Blog Life Sciences Perspectives August 13, 2021

Alere Pays $198.75 Million to Settle False Claims for Allegedly Billing Medicare for Defective POC Devices, Not Charging Copays, and Sending Supplies to Deceased Patients

Alere Inc. and Alere San Diego Inc. (collectively “Alere”) have come under fire recently by the U.S. Department of Justice (“DOJ”) and other government agencies, agreeing to settle several rounds of accusations of False Claims Act violations for a total of $198.75 million.

The first series of settlements was announced by DOJ on July 8, 2021 and cost the company approximately $38.75 million in fines and penalties. Here, the medical device manufacturer was alleged to have billed Medicare for rapid point-of-care testing devices that Alere knew were defective.  More specifically, the government alleged that the INRatio blood coagulation monitors (manufactured by Alere) were defective.  The monitors were used by Medicare beneficiaries taking anticoagulant drugs to monitor their blood coagulation. Anticoagulants drugs can cause major bleeding when used in access or blood clots and strokes can develop when not enough medication is taken. DOJ alleged that Alere concealed the fact that the device was producing inaccurate results for some patients, resulting in several deaths and hundreds of injured beneficiaries. This practice was ongoing for a total of eight years, according to DOJ.

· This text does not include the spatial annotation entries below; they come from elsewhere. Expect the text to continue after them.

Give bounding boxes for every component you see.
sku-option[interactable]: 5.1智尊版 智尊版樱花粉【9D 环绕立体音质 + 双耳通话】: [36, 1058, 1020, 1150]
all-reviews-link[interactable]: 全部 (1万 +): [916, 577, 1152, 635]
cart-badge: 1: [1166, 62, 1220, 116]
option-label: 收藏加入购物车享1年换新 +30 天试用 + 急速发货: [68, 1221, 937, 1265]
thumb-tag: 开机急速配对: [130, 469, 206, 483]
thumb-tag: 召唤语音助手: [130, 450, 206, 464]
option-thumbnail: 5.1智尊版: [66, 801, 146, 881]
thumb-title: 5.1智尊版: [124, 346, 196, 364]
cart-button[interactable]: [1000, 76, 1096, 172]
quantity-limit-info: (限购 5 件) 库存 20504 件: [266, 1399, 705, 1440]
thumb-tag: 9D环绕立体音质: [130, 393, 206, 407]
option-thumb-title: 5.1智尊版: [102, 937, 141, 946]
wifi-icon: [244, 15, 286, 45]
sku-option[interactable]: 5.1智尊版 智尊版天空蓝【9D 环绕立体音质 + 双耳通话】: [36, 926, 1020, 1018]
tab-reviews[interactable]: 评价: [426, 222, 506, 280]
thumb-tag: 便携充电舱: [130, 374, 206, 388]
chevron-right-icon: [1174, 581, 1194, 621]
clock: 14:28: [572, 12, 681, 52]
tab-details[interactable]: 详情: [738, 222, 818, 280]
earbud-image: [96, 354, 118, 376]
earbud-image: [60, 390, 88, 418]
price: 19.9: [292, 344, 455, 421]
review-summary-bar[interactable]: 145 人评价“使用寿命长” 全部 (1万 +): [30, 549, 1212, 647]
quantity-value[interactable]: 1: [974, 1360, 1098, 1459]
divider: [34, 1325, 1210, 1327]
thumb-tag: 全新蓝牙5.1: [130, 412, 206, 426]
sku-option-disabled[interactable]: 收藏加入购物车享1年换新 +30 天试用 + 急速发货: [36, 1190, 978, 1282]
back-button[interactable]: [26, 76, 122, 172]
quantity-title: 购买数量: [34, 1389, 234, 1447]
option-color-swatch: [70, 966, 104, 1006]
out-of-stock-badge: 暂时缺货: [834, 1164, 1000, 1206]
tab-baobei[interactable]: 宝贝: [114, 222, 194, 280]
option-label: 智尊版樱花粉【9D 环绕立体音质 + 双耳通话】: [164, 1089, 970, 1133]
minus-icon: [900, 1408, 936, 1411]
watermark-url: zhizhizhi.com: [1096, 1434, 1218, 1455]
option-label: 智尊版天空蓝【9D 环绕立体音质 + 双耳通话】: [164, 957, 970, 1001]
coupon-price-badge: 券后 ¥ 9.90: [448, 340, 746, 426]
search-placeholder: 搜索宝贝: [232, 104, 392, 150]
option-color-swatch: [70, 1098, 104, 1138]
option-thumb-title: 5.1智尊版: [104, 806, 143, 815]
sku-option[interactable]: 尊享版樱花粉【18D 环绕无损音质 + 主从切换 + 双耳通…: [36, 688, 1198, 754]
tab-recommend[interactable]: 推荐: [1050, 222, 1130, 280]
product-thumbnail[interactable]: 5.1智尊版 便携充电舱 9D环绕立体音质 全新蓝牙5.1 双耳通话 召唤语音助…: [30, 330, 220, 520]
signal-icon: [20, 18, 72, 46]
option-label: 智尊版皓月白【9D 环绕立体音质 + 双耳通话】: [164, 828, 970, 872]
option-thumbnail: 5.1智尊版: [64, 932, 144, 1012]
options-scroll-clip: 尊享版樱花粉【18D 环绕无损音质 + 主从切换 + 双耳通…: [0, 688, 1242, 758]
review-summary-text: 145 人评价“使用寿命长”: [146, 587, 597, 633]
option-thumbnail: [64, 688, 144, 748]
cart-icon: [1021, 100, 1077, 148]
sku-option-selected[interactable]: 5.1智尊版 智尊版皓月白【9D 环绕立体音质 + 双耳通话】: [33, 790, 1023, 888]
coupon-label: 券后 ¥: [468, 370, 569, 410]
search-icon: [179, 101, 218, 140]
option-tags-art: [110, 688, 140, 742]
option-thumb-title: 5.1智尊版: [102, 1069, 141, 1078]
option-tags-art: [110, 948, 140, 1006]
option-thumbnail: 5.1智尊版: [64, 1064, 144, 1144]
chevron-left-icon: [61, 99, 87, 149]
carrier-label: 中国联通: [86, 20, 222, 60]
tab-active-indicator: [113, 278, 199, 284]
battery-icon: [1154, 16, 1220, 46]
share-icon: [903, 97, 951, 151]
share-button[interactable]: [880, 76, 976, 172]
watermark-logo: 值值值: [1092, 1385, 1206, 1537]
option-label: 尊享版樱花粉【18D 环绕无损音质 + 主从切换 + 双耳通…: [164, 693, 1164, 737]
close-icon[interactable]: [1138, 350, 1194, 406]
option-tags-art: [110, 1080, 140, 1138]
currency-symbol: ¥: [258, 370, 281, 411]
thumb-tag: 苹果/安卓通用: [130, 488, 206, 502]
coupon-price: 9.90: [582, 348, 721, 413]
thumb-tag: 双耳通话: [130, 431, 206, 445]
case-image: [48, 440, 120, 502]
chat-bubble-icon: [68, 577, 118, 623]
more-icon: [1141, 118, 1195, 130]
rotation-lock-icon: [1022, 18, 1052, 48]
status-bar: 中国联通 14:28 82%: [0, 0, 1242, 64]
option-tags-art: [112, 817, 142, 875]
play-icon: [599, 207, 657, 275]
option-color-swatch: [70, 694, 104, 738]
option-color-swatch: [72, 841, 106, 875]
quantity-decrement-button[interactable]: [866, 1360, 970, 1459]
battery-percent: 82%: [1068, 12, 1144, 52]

One month after this first massive settlement was announced, the DOJ announced an even more sizable settlement with Alere Inc.’s subsidiary, Arriva Medical (“Arriva”), a diabetes testing equipment supplier, totaling an additional $160 million to settle false claims related to an alleged kickback scheme. The DOJ purported that, from April 2010 through December 2016 – immediately prior to Abbott’s $5.3 billion acquisition of Alere in 2017 – Arriva (1) regularly waived and failed to collect Medicare beneficiaries’ cost-sharing amounts (i.e. copays); (2) sent glucose meters at no cost to patients; and (3) sent diabetic testing equipment to deceased patients.

Medical device makers, durable medical equipment suppliers, and Medicare providers of all sorts should take heed of these recent settlements and implement regular third party compliance and billing audits as part of their Compliance Program to help ensure that practices are aligned with government expectations and rules. In addition, companies acquiring, merging with, or investing in healthcare entities should incorporate complete third party billing and compliance testing as part of their due diligence in connection with these types of transactions to identify billing-related risks.